As we move further into our graduate class on Web 2.0 Based Learning and Performance, it is evident that the plethora of social media tools are utilized by students in different ways for different learning results...even if they do not realize it.

The research article "Teens and Social Media: A Case Study of High School Students’, Informal Learning Practices and Trajectories" (SMSociety, July 2018) Bagdy, Dennen, Rutledge, Rowlett & Burnick, is a study of how 37 high school students use social media platforms and networks.  One of the students in the study was planning to go into the military.  And although she said she uses Pinterest to collect pinboards on what to expect in basic training (in addition to hairstyle and makeup), she "considers these to be planning activities", and does not consider Pinterest a social learning tool.  However, the study notes "it is clear she is actively learning by cultivating these collections of online learning materials."

In another research article titled "Personal Learning Environments, social media, and self-regulated learning: A natural formula for connecting formal and informal learning" (Internet and Higher Education 15 (2012 3-8) Dabbagh and Kistsantas, the authors researched how learning through the various social media platforms has become very self-motivated, autonomous and informal in the college educational setting.  They noted that although most colleges and universities still rely on traditional course and learning management systmes (CMS/LMS), students today are using social media to create informal Personal Learning Environments (PLE) or Personal Learning Networks (PLN) to self-manage their educational goals.

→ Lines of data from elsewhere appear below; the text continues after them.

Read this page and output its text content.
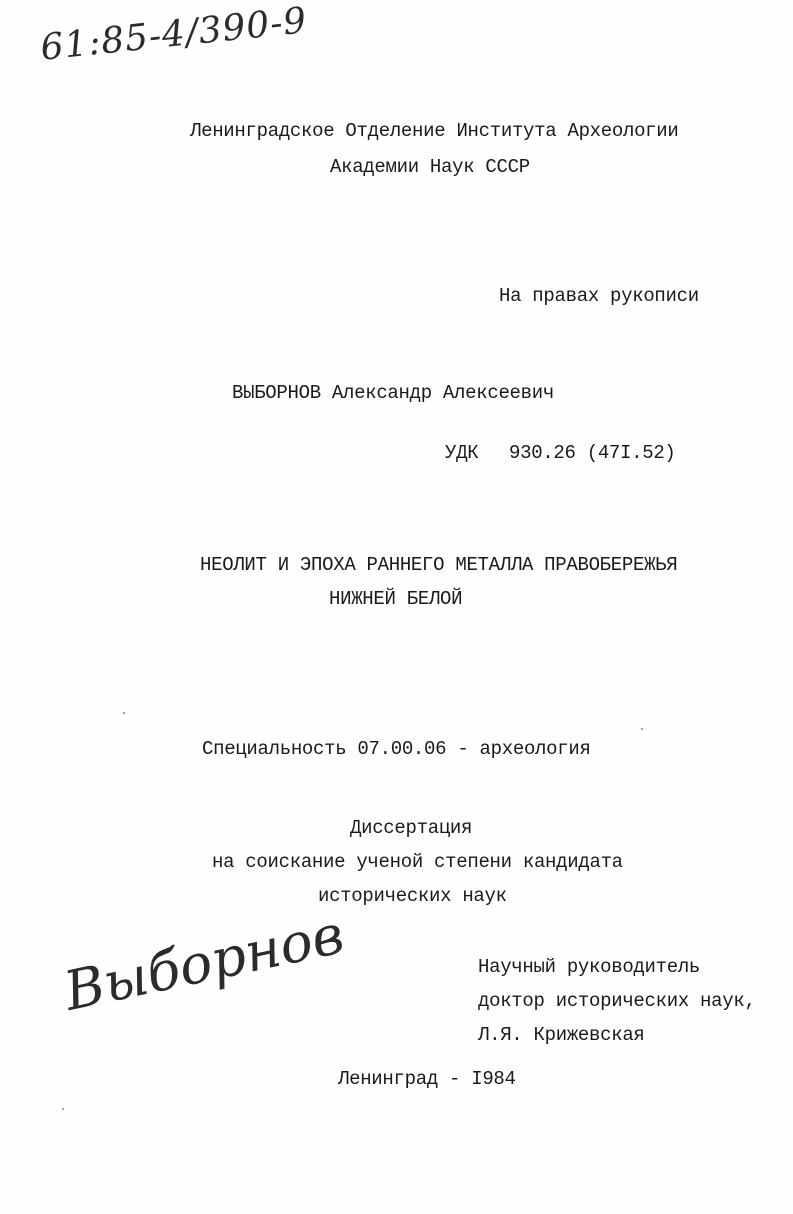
61:85-4/390-9
Ленинградское Отделение Института Археологии
Академии Наук СССР
На правах рукописи
ВЫБОРНОВ Александр Алексеевич
УДК 930.26 (47I.52)
НЕОЛИТ И ЭПОХА РАННЕГО МЕТАЛЛА ПРАВОБЕРЕЖЬЯ
НИЖНЕЙ БЕЛОЙ
Специальность 07.00.06 - археология
Диссертация
на соискание ученой степени кандидата
исторических наук
Научный руководитель
доктор исторических наук,
Л.Я. Крижевская
Выборнов
Ленинград - I984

Years ago, students would rely on lunch-time discussions, study groups or student organizations for peer support.  But today, especially during the pandemic when most universities have transitioned classes to online, students are using social media even more to both connect, and self-manage, their academic lives.  

Self-regulated learning is the student's ability to independently self-motivate and direct their behavioral processes to increase goal attainment.  It was defined in the article as a 3-phase cyclic model including 1) forethought (personal goal setting and effects of self beliefs) 2) performance phase (student engages behaviors to achieve goals, and 3) self-reflection (self-monitoring of outcomes).  The article proposes a 3-step pedagogical framework to meet these self-regulated goals:  personal information management, social interaction/collaboration and information aggregation.

In phase 1, instructors can encourage use of social media tools such as blogs to help students engage in self-regulated learning. In phase 2 (social interaction/collaboration), instructions can encourage social media use to collaborate and share learning which should facilitate self-monitoring. Lastly, in phase 3,  students compile and management their work from collaborating, and access their learning through self-monitoring.

In this way, students can use social media tools to help personalize their learning, and create their own PLEs to help facilitate their increasingly self-directed and self-motivated learning.